Following the decision by the Committee, the State Party requested on 17 March 2005 to change the name of the property to the "Historical Monuments of Mtskheta".
The State Party submitted a detailed state of conservation report on 13 February 2005. Following the elaboration in 2003 of the "Mtskheta Heritage and Tourism Master Plan" with the assistance of UNESCO/UNDP, the State Party recognised the urgent need to prepare a Management Plan for the property. According to the State Party, factors affecting the property include (1) lack of funding, (2) climatic conditions, (3) inappropriate interventions by the Church authorities and (4) absence of an effective management system.
ICOMOS' detailed comments and recommendations on the preparation of the well-structured and detailed report were transmitted to the State Party on 25 April 2005.
Concerning the Javari Monastery, ICOMOS fully shared the concerns expressed in the State Party report on the state of conservation of both the interior and exterior of the main Church. There are serious problems of stonework maintenance and bas-relief protection. In addition, scaffolding from the earlier restoration work should be removed and a buffer zone must be defined. Therefore, ICOMOS recommended that (1) conservation and partial restoration is needed for the seriously damaged limestone blocks of the external facades. Soot, mildew, and parasites must be removed from certain building stones and capitals; (2) the carved building stones must be carefully removed without delay and taken to a special centre for stone conservation so that the crumbling parts can be strengthened. Thereafter, they should be on display in the Regional Museum. They should be replaced by replicas in accordance with Article 8 of the 1964 Venice Charter. The replicas should be distinguishable from the authentic building stones.

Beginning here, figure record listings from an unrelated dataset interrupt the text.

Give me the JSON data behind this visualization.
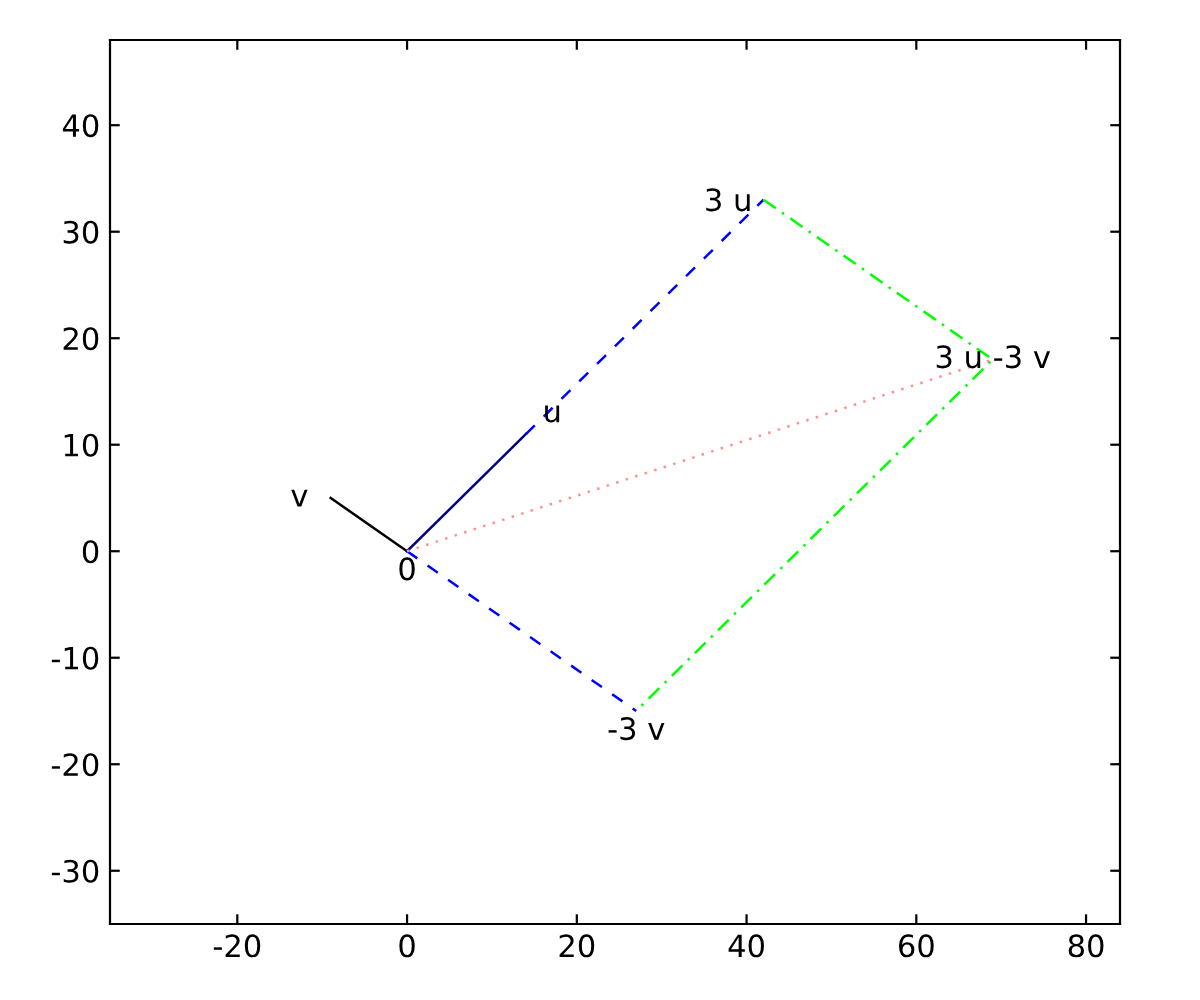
{
  "chart_data": {
    "type": "line",
    "series": [
      {
        "color": "#000000",
        "line_style": "solid",
        "x": [
          0,
          -9
        ],
        "values": [
          0,
          5
        ]
      },
      {
        "color": "#000080",
        "line_style": "solid",
        "x": [
          0,
          14
        ],
        "values": [
          0,
          11
        ]
      },
      {
        "color": "#0000ff",
        "line_style": "dashed",
        "x": [
          14,
          42
        ],
        "values": [
          11,
          33
        ]
      },
      {
        "color": "#0000ff",
        "line_style": "dashed",
        "x": [
          0,
          27
        ],
        "values": [
          0,
          -15
        ]
      },
      {
        "color": "#00ff00",
        "line_style": "dashdot",
        "x": [
          42,
          69,
          27
        ],
        "values": [
          33,
          18,
          -15
        ]
      },
      {
        "color": "#ff9090",
        "line_style": "dotted",
        "x": [
          0,
          69
        ],
        "values": [
          0,
          18
        ]
      }
    ],
    "annotations": [
      {
        "text": "v",
        "x": -9,
        "y": 5
      },
      {
        "text": "u",
        "x": 14,
        "y": 11
      },
      {
        "text": "0",
        "x": 0,
        "y": 0
      },
      {
        "text": "3 u",
        "x": 42,
        "y": 33
      },
      {
        "text": "-3 v",
        "x": 27,
        "y": -15
      },
      {
        "text": "3 u -3 v",
        "x": 69,
        "y": 18
      }
    ],
    "xlim": [
      -35,
      84
    ],
    "ylim": [
      -35,
      48
    ],
    "xticks": [
      -20,
      0,
      20,
      40,
      60,
      80
    ],
    "yticks": [
      -30,
      -20,
      -10,
      0,
      10,
      20,
      30,
      40
    ],
    "grid": false,
    "marker": "none"
  }
}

The attempts, now halted, to restore the Northern Church and Parekklesion also pose a significant problem. ICOMOS recommends that (1) specialised cleaning and treatment using herbicide, of the surrounding wall to remove plant growth, (2) repair work to the walling, including careful repair of the construction joints and restoration work in some sections. A protective layer should be put on the upper level, as protection against inclement weather conditions, (3) removal of later, minor constructions or their replacement where necessary (e.g. small wooden gates).
Concerning Svetitskhoveli Cathedral, the State Party reported on the continued and alarming state of the roofing, the bas-reliefs and ornaments of the cupola, and the facades of the monument. Unfortunately, no conservation work has been carried out on the wall paintings inside the Church, which are of exceptional historical and artistic value. They are at grave risk of further damage and eventual disappearance. ICOMOS considered that it is of paramount importance for the future of the monument that stratigraphical investigations, systematic archaeological excavations and conservation should be initiated throughout the entire churchyard in advance of ‘Territory Maintenance'. Illicit underground construction inside and outside the Monastery grounds and unsupervised excavations carried out by local Church authorities should be prohibited. It is regrettable that the State Party provided no information on new building activities in the buffer zone of the monument, including the surrounding urban architectural ensemble. According to ICOMOS, the illegal and inappropriate additions to the old Catholicos Palace continue to constitute one of the most difficult problems in preserving Mtskheta’s outstanding universal value, since this building continues to be the residence of the Catholicos–Patriarch of Georgia.
ICOMOS regretted that the State Party report made no comment on the condition of the wall paintings inside the Samtavro Nunnery Church, which had been seriously damaged by plastering during the Soviet period (see A Heritage & Tourism Master Plan for Mtskheta, Georgia (UNESCO & UNDP-SPPD Pilot Project, March 2003, p.51). The State Party report made no comment on the present condition of the Samtavro burial ground, the largest and one of the most important cemeteries in the Caucasus region. Short- medium- and long-term recommendations were made in A Heritage & Tourism Master Plan for Mtskheta, Georgia (UNESCO & UNDP-SPPD Pilot Project, March 2003, p.37–40).
ICOMOS shared the views on the existing condition and work carried out at the important Armaztsikhe-Bagineti archaeological property. The proposals in A Heritage & Tourism Master Plan for Mtskheta, Georgia (UNESCO & UNDP-SPPD Pilot Project, March 2003) have not been acted upon in the face of the very serious problems of excavation, conservation, protection and adaptation of this property in the city of Mtskheta. Some ‘conservation’ methods on the unfired brick walls are open to serious challenge as regards the protection and the underlying layout of the buildings.